Green perspectives on Stockwood and Bristol. Mostly.

Sunday, 11 January 2009

People before cars? Not exactly

There's a little local difficulty over the sale of six blocks of council-owned garages in Stockwood, to release land for 'affordable homes'. You might think a 'Green' would welcome this, because at first sight it puts people before cars. Think again!

Closer to the city centre, the council is embroiled in controversy over residents parking zones - because road spaced is so prized that it must be rationed out in an artificial market created to favour residents (at least, those who care to pay) for the privilege of on-street parking close to home.

Yet out here in Stockwood, the same council wants to empty garages, forcing more cars to park on the streets. As if that wasn't enough, the emptied sites will be used to provide more homes - and by definition, still more cars.



The sites include such as Dutton Close (above). Most would agree that this isn't the most marketable of sites, especially in a recession. The immediate neighbourhood gets more than its fair share of mentions in PACT meetings, and there will be fears that more social housing won't help. Very few houses on this estate have off road parking, car-dependency is high, and there are problems with pavement parking and other road safety issues for pedestrians and cyclists. Bus fares are prohibitive, it's a long way to the nearest stop - and it's considerably further to the main employment centres.

Building here, then, is sure to add significantly to the number of cars that never leave the roads, without adding a lot to the council's land sales receipts. It might provide a handful of 'affordable homes' but it's in a place that's otherwise far from cheap to live.

All in, it doesn't tick any of the right boxes. It's an ill-thought out project, dreamed up in isolation from any joined up thinking about how Stockwood, and the city, should develop.

Running parallel with this bit of nonsense from one section of the council is another department's effort to raise cash from selling off public land in the area. For the stakeholder group looking at the future of parks and green spaces in Stockwood and Hengrove, Tuesday 13th is 'low value' day . 'Low Value' means low amenity value land that might be sold off to help fund parks provision, and it looks like we'll be expected to find some from our 'surplus' to help those parts of the city, rich or poor, that are less well provided for (this blog, 22nd December). Should be interesting!

Send your ideas of 'low value' land to me at stockwoodpete (at) googlemail.com - or post a comment.

3 comments:

Chris Hutt said...

Low value land? Let's see ...how about that crescent shaped building just to the north-west of College Green. It doesn't seem to be used for much apart from the car parking on the ramp. Perhaps it could be converted into some of those affordable homes that we so desperately need.

Pete Goodwin said...

As a car-free development, of course, Chris ......

Alternative transport here is as good as (ie no worse than) anywhere in Bristol, and there's plenty of local amenity.

Except that we can't even persuade most councillors not to drive there!

DonaQixota said...

This stuff about having to build more houses is nonsense from out of their crazy economic fantasy.

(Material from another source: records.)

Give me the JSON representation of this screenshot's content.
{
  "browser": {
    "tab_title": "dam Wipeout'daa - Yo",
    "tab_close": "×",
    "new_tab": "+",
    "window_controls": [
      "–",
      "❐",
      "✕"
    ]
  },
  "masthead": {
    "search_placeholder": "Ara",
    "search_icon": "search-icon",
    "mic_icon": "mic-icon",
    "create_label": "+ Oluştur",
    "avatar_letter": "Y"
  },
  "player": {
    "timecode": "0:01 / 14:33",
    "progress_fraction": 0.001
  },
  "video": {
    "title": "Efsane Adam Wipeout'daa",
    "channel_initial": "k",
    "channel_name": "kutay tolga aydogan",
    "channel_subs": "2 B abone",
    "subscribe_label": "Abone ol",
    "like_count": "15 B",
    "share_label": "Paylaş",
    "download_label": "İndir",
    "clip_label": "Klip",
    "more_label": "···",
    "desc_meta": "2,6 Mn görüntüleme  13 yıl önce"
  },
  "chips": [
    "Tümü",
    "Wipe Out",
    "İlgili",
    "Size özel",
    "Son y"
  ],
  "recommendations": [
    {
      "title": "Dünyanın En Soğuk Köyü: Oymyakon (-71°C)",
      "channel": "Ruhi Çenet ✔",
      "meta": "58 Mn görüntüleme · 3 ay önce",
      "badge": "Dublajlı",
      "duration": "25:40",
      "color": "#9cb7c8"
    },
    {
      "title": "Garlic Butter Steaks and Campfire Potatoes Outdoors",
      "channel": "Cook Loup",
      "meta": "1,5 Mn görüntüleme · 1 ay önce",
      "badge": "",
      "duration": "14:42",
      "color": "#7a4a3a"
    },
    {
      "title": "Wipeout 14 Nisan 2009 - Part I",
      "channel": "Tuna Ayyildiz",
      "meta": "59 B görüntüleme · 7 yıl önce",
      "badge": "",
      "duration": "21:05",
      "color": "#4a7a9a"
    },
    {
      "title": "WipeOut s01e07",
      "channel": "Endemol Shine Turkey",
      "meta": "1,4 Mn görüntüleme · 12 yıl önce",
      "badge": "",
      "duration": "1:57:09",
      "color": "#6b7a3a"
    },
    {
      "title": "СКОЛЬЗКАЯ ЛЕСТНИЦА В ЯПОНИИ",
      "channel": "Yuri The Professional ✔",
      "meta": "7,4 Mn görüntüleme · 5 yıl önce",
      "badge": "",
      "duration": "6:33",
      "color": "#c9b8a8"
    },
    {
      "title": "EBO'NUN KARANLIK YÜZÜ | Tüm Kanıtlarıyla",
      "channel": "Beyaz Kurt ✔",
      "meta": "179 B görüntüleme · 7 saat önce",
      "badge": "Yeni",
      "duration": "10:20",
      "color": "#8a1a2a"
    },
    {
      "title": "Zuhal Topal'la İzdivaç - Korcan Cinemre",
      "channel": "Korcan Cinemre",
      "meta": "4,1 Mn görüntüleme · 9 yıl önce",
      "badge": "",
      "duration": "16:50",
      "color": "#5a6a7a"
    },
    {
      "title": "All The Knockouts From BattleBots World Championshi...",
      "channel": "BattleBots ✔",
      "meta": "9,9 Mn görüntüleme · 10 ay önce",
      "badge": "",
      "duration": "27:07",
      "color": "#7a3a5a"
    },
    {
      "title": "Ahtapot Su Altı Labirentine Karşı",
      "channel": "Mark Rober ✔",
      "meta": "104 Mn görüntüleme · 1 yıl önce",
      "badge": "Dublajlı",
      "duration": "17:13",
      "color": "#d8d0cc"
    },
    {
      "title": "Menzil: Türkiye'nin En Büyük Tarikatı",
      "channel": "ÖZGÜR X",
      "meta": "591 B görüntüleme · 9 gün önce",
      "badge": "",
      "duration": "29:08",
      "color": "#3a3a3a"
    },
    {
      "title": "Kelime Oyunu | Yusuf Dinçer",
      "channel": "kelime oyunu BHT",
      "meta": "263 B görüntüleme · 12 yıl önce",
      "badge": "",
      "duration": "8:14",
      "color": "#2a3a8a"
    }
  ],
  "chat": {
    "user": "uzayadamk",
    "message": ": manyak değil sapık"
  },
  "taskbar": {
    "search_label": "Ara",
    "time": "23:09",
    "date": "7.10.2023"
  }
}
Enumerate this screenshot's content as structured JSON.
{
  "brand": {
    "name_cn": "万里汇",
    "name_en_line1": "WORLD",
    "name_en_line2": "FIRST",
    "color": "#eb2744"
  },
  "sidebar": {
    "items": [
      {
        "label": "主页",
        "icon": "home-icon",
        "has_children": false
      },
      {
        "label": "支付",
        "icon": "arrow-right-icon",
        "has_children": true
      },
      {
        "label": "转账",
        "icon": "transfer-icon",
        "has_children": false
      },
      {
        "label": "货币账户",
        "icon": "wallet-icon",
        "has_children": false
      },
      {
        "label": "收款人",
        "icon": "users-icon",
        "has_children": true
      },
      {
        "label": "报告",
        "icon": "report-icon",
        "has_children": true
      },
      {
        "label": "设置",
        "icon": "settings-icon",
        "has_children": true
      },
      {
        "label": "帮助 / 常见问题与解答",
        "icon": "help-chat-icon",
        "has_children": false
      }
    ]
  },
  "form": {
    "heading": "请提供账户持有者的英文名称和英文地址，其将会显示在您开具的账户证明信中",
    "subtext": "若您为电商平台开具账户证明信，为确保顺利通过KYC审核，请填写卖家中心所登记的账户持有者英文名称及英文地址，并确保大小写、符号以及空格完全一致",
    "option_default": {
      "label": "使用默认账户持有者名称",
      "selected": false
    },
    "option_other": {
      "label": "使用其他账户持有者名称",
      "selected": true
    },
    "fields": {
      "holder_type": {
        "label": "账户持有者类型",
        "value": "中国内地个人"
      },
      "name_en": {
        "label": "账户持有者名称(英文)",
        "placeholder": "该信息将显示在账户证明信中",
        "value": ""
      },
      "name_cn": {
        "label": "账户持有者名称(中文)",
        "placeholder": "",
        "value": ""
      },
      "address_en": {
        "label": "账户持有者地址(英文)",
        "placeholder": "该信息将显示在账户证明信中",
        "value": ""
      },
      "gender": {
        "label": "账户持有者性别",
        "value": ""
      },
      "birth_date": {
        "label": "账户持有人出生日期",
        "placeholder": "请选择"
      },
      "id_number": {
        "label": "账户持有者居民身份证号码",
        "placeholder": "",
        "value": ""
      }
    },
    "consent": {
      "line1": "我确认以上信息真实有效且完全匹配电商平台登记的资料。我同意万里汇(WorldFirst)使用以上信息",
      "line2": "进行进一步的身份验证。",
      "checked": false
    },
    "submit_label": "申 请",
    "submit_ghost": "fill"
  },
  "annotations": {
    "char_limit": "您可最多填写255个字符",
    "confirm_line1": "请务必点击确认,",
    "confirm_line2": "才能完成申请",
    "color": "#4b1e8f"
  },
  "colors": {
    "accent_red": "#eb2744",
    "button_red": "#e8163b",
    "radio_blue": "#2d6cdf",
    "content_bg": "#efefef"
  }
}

They only want to build more houses because it makes money for the cronies at the top. Their crocodile tears about homelessness are just a red herring.

“the prospect of homes for two million people sitting wasted is nothing less than a scandal. Or if you prefer, think of it this way; statistically speaking you now have a one in twelve chance of living next door to an empty home”.

http://unlockingthepotential.blogspot.com/
2008/11/thank-you-darling.html

It's the same fake "solution" as with the food issue where they're using the fact that people don't have access to land to grow food, or can't afford food even though there's enough to go around if it's distributed sensibly, to push for GM as the supposed "solution".